En silencio y pidiendo permiso a los gnen o espíritus de la naturaleza se realizó un sendero intercultural en el Monumento Natural Contulmo

Fue una caminata en silencio, en conexión con la naturaleza y con el canto de un chucao de fondo, que acompañó el recorrido por el sendero “Los Helechos” del Monumento Natural Contulmo, que se enclava en la comuna de Purén, en el límite con la región del Bío Bío; un trekking que organizó CONAF Araucanía y que lideró el guía de turismo indígena e integrante del consejo consultivo, Manuel Maribur Cheuquelaf, en compañía de profesionales del Servicio País y estudiantes del Liceo Politécnico de Cañete, en el marco del We Tripantu.

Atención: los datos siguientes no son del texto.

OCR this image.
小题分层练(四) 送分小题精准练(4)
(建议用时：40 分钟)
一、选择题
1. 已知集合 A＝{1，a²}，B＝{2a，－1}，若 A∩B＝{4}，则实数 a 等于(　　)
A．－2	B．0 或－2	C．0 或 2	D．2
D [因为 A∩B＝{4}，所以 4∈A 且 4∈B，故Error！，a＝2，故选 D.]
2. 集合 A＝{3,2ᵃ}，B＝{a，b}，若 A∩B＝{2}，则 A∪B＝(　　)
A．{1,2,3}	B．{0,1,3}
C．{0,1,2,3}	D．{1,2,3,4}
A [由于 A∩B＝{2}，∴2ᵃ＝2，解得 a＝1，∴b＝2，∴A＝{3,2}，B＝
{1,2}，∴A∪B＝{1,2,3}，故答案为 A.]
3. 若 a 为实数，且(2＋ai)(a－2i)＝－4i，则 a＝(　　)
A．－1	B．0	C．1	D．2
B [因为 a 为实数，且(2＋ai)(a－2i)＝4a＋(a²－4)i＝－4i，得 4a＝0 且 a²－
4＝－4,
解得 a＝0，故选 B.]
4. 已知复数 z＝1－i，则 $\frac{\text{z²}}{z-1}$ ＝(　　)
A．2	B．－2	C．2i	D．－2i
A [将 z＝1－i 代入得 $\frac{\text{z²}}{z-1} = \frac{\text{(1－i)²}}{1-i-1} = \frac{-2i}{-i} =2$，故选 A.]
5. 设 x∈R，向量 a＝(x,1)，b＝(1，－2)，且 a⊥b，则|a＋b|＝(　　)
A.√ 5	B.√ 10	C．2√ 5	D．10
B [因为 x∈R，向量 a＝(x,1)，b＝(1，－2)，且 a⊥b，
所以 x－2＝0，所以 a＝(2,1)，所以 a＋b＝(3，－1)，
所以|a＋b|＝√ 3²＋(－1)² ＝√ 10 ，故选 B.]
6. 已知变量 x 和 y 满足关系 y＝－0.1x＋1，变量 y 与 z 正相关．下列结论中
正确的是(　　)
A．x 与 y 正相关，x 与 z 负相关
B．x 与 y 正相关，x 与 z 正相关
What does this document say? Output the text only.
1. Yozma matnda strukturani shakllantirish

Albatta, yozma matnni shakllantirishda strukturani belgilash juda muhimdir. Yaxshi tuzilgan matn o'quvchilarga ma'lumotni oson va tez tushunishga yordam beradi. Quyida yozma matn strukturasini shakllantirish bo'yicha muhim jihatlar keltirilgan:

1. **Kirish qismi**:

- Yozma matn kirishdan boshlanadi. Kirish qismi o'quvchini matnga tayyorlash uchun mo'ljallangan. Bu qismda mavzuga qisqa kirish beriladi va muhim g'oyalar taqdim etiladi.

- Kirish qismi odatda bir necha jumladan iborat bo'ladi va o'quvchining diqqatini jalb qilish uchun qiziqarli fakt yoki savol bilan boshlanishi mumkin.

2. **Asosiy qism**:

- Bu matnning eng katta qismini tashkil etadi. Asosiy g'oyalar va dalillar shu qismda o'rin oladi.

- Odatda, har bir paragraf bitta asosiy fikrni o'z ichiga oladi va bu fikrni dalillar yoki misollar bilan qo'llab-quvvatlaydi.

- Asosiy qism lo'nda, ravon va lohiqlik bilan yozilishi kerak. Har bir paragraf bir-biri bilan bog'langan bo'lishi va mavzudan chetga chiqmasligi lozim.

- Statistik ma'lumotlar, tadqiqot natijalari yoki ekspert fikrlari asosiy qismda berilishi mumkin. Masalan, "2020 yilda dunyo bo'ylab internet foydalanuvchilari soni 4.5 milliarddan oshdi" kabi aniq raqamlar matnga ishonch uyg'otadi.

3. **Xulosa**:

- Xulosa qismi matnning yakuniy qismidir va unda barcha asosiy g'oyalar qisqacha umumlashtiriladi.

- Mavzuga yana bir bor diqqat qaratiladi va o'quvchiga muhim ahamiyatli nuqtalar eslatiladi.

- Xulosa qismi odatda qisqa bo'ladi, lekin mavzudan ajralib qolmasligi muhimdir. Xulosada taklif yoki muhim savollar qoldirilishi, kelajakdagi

“La actividad de hoy es valiosísima y nació al amparo del consejo consultivo (organización ciudadana que apoya la conservación), quienes decidieron conocer el Monumento y mostrarlo con una temática de significancia cultural, en el contexto del We Tripantu, por lo tanto, para la Corporación es muy valioso la conexión entre la comunidad aledaña y la cultura indígena, así este recorrido tuvo una mirada distinta de la naturaleza con una perspectiva e interpretación cultural”, explicó el director (s) de CONAF Araucanía, Rodrigo Parra.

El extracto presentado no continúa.